Perspectiva é um negócio engraçado. Para quem está no começo da avenida, a torre do final está longe. Para quem está perto da torre, todo o resto está longe. É muito fácil acontecer de alguém subestimar uma visão, posição ou mesmo experiência por simplesmente ignorar a perspectiva.

Quando houve a mania do Draw My Life, e povo fazendo vídeos em que contaram suas histórias de vida, vi muitos criadores contando como eram crianças que criavam problemas, ou perderam os pais na queda de um dirigível ou sobreviveram a algo horrível... Eu via isso e pensava como, no geral, eu fui uma criança normal com uma infância pacata.

Meus pais discordariam.

Quando eu era criança, havia uma banca de jornais na rua de cima da minha casa. Era frequente que eu pedisse dinheiro para os meus pais para comprar alguma revista, até porque eu não recebia mesada (preciso contar como resolvi isso).

Certo dia, meu pai se enfezou e disse que eu gastava muito, e que precisava entender o valor, então ele não me daria dinheiro por uma semana. Sem problema, eu disse.

No dia seguinte, fui perto do banco e trabalhei um dia como flanelinha.

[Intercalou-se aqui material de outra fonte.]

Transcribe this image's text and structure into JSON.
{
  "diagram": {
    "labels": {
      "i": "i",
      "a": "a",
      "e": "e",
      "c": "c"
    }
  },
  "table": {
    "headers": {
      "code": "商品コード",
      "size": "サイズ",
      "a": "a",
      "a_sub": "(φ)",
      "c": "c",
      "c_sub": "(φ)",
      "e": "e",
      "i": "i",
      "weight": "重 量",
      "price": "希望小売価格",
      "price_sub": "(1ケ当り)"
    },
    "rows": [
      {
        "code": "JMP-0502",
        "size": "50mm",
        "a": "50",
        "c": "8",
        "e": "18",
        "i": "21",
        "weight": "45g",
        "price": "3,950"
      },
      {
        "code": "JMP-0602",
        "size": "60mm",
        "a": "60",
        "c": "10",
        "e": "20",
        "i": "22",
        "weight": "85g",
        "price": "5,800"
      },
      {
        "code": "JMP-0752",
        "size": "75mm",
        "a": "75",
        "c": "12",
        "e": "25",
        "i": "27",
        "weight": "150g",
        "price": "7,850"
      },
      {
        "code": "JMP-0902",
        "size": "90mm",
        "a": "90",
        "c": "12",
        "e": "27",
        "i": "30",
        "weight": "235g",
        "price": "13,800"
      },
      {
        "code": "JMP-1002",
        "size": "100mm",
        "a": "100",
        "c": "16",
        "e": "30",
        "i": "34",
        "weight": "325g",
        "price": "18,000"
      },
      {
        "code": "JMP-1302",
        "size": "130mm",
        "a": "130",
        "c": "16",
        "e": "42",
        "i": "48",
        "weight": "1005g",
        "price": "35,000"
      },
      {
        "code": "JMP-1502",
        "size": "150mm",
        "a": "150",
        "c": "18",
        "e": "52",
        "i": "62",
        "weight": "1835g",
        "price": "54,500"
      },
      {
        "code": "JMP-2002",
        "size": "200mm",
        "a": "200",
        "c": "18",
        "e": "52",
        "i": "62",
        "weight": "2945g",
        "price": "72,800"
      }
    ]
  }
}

Mantinha distância, buscava ser cordial e orientava as pessoas. Ao final do dia, peguei o bolo de dinheiro que ganhei e coloquei na mesa, e meu pai percebeu a péssima ideia que é estreitar as opções pro Vinícius com a ideia de que Vinícius não tem opção alguma.

Eu tinha oito anos.

Meu pai nunca mais me recusou dinheiro pra leitura.